The polling watchdog had said there were "growing risks" to the delivery of the polls, due on 7 May 2020. Downing Street said it would be impractical to go ahead with the elections as planned, as they would come during the peak of the spread of coronavirus.
Elections will now take place in 2021
Elections will now take place in 2021, and this includes the London, West Midlands, Greater Manchester and Teeside mayoral elections. Current mayors will get an extra year of their terms guaranteed.
London mayoral candidate Rory Stewart tweeted, "The right decision. We should now move more rapidly to close gatherings, and schools; extend the isolation period; and restrict non-essential visits to care homes (who have few back up options for patients if they have to close.)"
Earlier Labour called on the Government to suspend the local elections due to the "public health concern".
Local elections were postponed in 2001 because of the foot and mouth outbreak.
Coronavirus: the facts
What is coronavirus?
COVID-19 is a respiratory illness that can affect lungs and airways. It is caused by a virus called coronavirus.
What caused coronavirus?
The outbreak started in Wuhan in China in December 2019 and it is thought that the virus, like others of its kind, has come from animals.
How is it spread?
As this is such a new illness, experts still aren’t sure how it is spread. But.similar viruses are spread in cough droplets. Therefore covering your nose and mouth when sneezing and coughing, and disposing of used tissues straight away is advised. Viruses like coronavirus cannot live outside the body for very long.
What are the symptoms?
The NHS states that the symptoms are: a dry cough, high temperature and shortness of breath - but these symptoms do not necessarily mean you have the illness. Look out for flu-like symptoms, such as aches and pains, nasal congestion, runny nose and a sore throat. It’s important to remember that some people may become infected but won’t develop any symptoms or feel unwell.
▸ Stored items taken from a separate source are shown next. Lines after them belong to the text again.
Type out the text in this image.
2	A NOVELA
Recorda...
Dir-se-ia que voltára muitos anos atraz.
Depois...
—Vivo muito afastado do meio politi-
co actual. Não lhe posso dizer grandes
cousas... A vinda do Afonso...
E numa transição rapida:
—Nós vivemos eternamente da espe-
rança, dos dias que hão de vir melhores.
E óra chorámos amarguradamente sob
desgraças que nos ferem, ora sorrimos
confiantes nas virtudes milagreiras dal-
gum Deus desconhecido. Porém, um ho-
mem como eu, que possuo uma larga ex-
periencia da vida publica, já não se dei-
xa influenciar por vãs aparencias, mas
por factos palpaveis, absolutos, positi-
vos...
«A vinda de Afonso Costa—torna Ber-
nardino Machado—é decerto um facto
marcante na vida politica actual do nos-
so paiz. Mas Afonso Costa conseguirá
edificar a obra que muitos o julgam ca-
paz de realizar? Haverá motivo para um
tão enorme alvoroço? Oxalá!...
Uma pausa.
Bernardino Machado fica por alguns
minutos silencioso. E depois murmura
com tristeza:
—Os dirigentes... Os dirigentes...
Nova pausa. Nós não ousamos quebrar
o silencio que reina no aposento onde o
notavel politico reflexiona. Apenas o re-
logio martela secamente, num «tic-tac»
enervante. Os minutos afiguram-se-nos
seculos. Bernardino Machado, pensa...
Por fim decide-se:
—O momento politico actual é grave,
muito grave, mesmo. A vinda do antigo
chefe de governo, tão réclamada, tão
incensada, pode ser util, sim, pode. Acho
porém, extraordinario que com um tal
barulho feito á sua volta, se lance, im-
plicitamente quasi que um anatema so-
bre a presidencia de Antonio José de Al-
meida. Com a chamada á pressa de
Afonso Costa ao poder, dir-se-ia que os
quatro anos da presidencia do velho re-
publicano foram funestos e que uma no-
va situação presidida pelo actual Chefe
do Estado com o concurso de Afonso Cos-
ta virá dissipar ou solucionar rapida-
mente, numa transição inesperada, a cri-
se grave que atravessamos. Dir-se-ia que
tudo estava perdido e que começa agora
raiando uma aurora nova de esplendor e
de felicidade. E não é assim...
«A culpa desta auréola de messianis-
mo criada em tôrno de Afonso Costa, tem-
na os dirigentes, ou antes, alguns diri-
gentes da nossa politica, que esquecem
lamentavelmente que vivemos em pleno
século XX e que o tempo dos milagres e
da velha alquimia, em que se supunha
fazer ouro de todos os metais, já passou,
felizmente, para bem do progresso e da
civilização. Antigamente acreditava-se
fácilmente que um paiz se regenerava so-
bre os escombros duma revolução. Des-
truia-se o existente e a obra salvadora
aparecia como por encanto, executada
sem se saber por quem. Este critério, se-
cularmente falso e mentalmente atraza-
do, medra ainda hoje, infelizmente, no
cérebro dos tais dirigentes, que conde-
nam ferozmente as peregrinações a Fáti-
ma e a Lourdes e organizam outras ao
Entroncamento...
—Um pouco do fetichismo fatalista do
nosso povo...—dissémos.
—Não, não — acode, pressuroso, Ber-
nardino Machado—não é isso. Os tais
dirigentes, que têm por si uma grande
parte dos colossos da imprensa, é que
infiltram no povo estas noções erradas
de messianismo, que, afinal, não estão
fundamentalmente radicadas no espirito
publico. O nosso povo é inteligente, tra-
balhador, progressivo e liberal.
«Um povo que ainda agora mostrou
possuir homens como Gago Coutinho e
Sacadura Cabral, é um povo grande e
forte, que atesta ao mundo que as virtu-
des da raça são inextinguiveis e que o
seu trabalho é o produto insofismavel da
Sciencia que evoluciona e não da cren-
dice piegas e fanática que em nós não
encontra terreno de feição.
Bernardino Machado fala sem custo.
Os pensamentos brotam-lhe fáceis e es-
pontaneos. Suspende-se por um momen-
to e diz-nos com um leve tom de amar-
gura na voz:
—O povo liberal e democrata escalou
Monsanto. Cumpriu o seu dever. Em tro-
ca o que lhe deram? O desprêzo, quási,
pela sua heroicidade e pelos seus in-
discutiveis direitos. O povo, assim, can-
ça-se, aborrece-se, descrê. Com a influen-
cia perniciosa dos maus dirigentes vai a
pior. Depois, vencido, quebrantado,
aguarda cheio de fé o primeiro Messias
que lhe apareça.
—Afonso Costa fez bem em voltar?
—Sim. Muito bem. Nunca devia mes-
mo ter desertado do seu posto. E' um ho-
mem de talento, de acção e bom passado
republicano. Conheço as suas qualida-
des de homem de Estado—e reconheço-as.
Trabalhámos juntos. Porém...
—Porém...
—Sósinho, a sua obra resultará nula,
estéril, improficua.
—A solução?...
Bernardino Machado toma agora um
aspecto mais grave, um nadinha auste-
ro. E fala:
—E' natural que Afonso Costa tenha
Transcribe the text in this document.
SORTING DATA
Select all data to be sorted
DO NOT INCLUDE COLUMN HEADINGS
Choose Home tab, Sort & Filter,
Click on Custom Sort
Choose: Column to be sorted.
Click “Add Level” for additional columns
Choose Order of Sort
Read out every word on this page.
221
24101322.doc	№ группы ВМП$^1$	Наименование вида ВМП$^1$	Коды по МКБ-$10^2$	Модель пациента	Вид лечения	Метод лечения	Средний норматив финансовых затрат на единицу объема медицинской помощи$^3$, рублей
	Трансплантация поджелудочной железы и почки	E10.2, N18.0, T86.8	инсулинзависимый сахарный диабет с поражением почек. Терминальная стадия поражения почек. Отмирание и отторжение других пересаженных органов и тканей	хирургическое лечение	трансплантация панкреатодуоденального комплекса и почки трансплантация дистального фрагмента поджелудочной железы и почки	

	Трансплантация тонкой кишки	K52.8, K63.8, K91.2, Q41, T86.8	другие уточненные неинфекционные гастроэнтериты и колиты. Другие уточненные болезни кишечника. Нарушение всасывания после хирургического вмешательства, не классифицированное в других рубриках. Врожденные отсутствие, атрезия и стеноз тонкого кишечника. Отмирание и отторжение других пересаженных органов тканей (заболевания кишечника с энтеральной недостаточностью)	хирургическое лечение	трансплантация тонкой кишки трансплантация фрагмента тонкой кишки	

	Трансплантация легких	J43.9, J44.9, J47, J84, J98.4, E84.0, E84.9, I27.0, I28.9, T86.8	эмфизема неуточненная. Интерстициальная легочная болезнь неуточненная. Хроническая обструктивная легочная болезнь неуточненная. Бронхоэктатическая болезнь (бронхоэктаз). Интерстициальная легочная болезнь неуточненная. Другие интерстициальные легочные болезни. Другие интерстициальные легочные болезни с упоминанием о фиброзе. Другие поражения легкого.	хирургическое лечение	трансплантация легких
What precautions can be taken?
Washing your hands with soap and water thoroughly. The NHS also advises to cover your mouth and nose with a tissue or your sleeve (not your hands) when you cough or sneeze; put used tissues in the bin immediately and try to avoid close contact with people who are unwell. Also avoiding touching eyes, nose and mouth unless your hands are clean.
As of the 12 March the Government has moved into the "delay" phase of its plan to tackle coronavirus. Advice is that anyone with a continuous cough or high temperature should self-isolate for seven days. People over 70 have been advised not to go on cruises and schools advised to cancel trips abroad, though schools remain open.
Should I avoid public places?
Most people who feel well can continue to go to work, school and public places and should only stay at home and self isolate if advised by a medical professional or the coronavirus service.
What should I do if I feel unwell?
Don’t go to your GP but instead call NHS 111 or look online at the coronavirus service that can tell you if you need medical help and what to do next.
When to call NHS 111
NHS 111 should be used if you feel unwell with coronavirus symptoms, have been in a country with a high risk of coronavirus in the last 14 days or if you have been in close contact with someone with the virus.